Thursday, May 2, 2013
Van Morrison "Moondance" [1970]
As soon as the 70s started, the fun of the 60s ended. No record depicts this sad chapter of Western history more than Van Morrison's "Moondance," a sluggish compilation of un-crisp approximations of soul music by a pitchy Mick who couldn't carry Marvin Gaye's jockstrap. Van is constantly being bowled over by the lovers, music and drugs in his life during the course of "Moondance," and listening to his vocal delivery throughout, one can only guess that all three are due to extremely poor decision-making. He sounds like a tenor sax honking amateurishly over the band at the lame supper club, rambling inexpertly and lunging desperately for what someone, anyone might perceive as being "soulful" ("funky" left his place long before he ever got started). And because this approach gave that Counting Crows bastard the idea to do the same thing, Van loses extra points. In short, "blue-eyed soul" is as real as the Easter Bunny, and on "Moondance," Van dons the rabbit ears and fuzzy tail.

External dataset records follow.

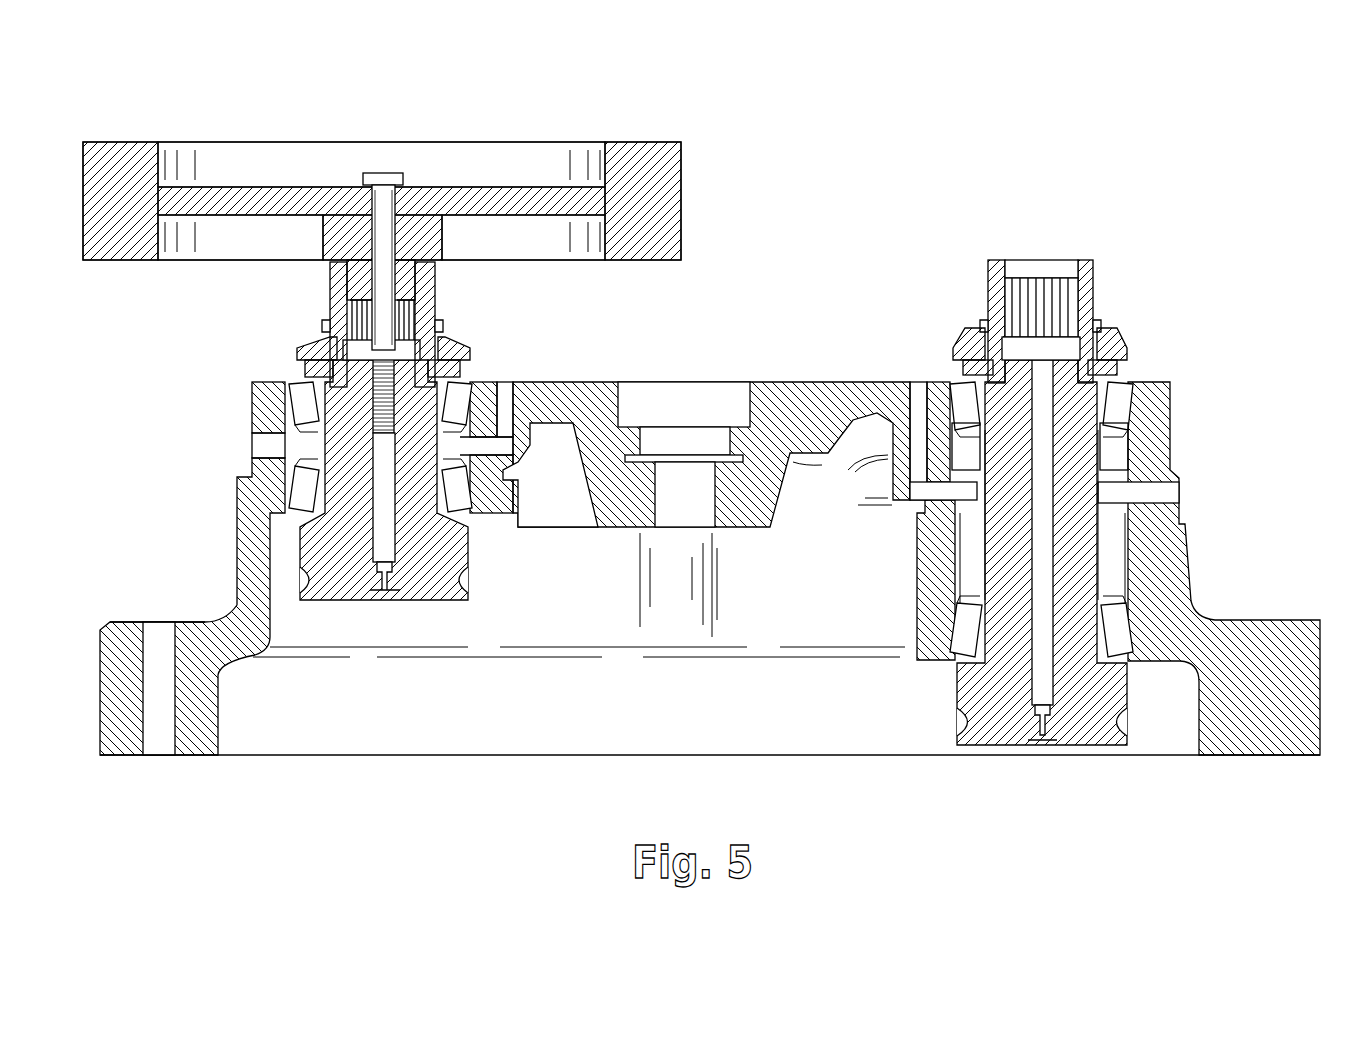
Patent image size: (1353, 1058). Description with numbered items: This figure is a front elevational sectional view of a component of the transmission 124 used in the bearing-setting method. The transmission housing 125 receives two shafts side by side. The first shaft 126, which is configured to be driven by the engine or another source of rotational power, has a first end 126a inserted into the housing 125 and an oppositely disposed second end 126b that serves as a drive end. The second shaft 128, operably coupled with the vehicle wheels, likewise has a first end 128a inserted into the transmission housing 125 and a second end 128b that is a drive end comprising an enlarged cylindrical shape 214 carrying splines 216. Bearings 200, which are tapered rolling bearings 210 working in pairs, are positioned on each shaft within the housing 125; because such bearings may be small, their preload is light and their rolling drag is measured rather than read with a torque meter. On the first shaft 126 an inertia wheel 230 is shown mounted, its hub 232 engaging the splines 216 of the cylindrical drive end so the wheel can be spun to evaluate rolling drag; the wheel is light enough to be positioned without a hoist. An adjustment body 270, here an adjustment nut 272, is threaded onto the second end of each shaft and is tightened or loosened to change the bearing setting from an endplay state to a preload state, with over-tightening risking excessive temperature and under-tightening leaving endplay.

The transmission 124 is at (272, 766).
The housing 125 is at (353, 757).
The first shaft 126 is at (318, 306).
The first end 126a is at (388, 540).
The second end 126b is at (337, 285).
The second shaft 128 is at (1108, 310).
The first end 128a is at (1000, 717).
The second end 128b is at (997, 293).
The bearings 200 is at (949, 328).
The tapered rolling bearings 210 is at (963, 390).
The enlarged cylindrical shape 214 is at (1070, 262).
The splines 216 is at (1028, 307).
The inertia wheel 230 is at (238, 143).
The hub 232 is at (405, 275).
The adjustment body 270 is at (466, 343).
The adjustment nut 272 is at (297, 347).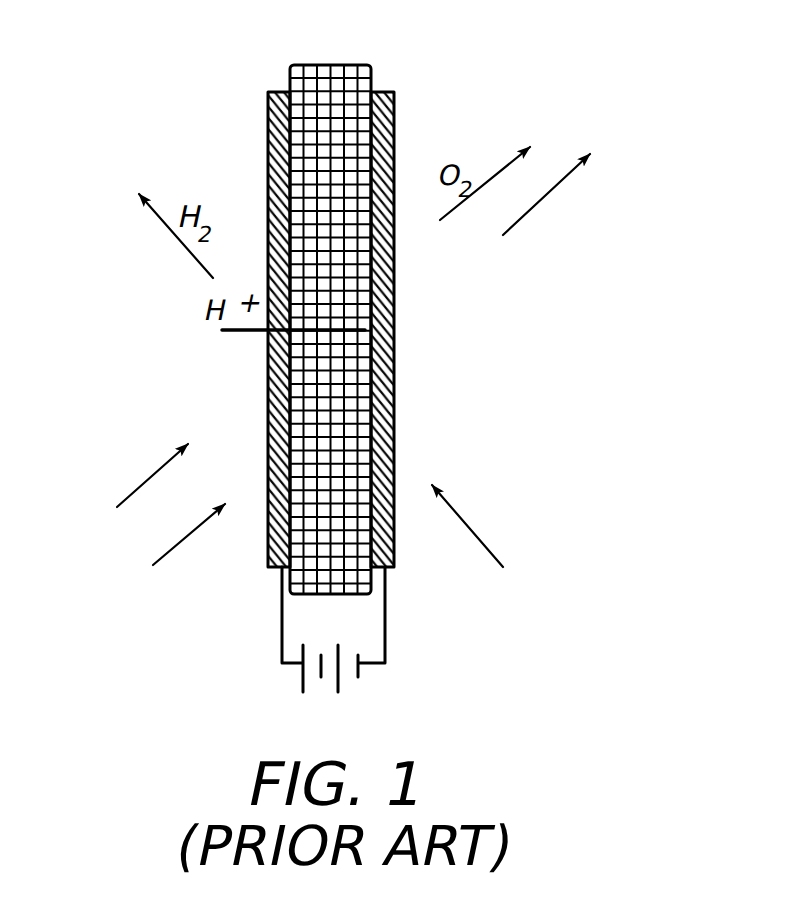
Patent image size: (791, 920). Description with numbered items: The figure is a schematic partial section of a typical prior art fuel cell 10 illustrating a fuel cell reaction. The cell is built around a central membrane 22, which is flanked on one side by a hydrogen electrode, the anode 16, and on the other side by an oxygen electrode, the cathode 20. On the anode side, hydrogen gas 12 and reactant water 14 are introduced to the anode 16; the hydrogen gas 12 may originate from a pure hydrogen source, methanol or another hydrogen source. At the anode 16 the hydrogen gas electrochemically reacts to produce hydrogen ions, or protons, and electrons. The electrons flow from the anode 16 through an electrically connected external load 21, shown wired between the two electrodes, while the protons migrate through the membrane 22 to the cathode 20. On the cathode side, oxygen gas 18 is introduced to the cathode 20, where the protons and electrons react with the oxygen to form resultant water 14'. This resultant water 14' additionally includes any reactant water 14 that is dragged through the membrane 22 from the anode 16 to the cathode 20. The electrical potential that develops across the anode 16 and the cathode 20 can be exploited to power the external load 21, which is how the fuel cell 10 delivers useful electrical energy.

The fuel cell 10 is at (380, 346).
The hydrogen gas 12 is at (170, 551).
The reactant water 14 is at (130, 485).
The resultant water 14' is at (586, 185).
The hydrogen electrode (anode) 16 is at (287, 95).
The oxygen gas 18 is at (503, 567).
The oxygen electrode (cathode) 20 is at (391, 93).
The external load 21 is at (386, 626).
The membrane 22 is at (326, 65).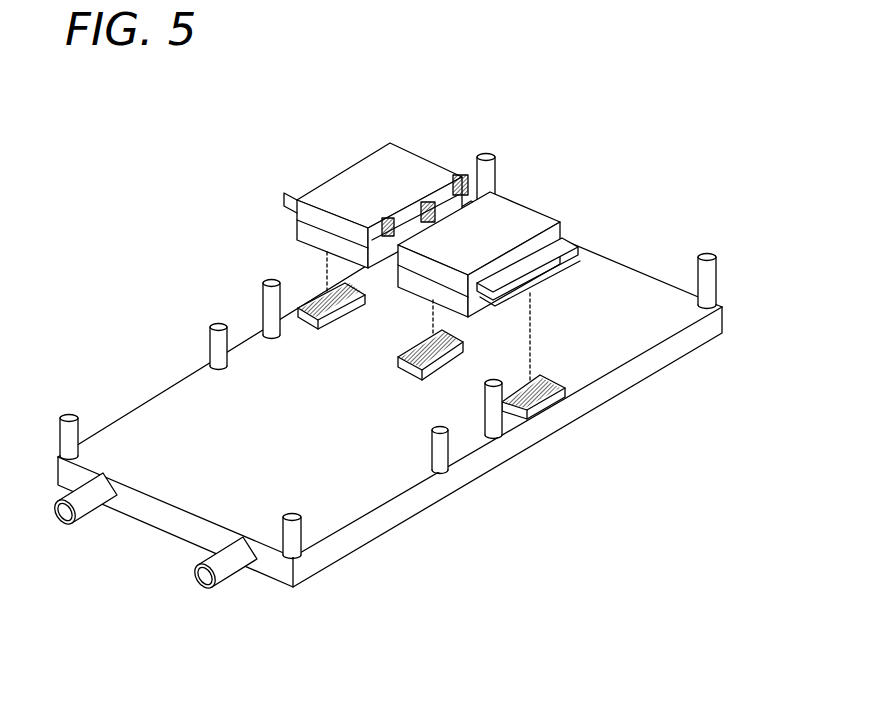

LCD Soundsystem "Sound of Silver" [2007]
"Dance Music for Dorks" should have been this album's title, and the concept offers a classic good news/bad news scenario. Good news: you can dance any stupid way you damn well please to LCD Soundsystem and no one else can call you out because they all look way stupid too. Bad news: this is the age of instant digital embarrassment, so shake your booty in public at your own risk, lest you wind up going viral and in Daniel Tosh's wheelhouse. Generally constructed by a random white boy with too much time on his hands, James Murphy devises ill-conceived concepts like imitating Berlin-era Bowie mixed with bad disco, singing with his sinuses clogged with snot, busting out synthesizers that were passé when Devo still did world tours and insisting on purveying extremely un-hilarious lyrical neurotica. I'm sensing a bit of Schadenfreude when it comes to the minor success of LCD Soundsystem: it soon becomes very easy for the listener to say, "Yeah, my band/life might suck, but at least I don't come off like this douchebag!" Besides, if silver really sounded like "Sound of Silver," it'd be totally worthless.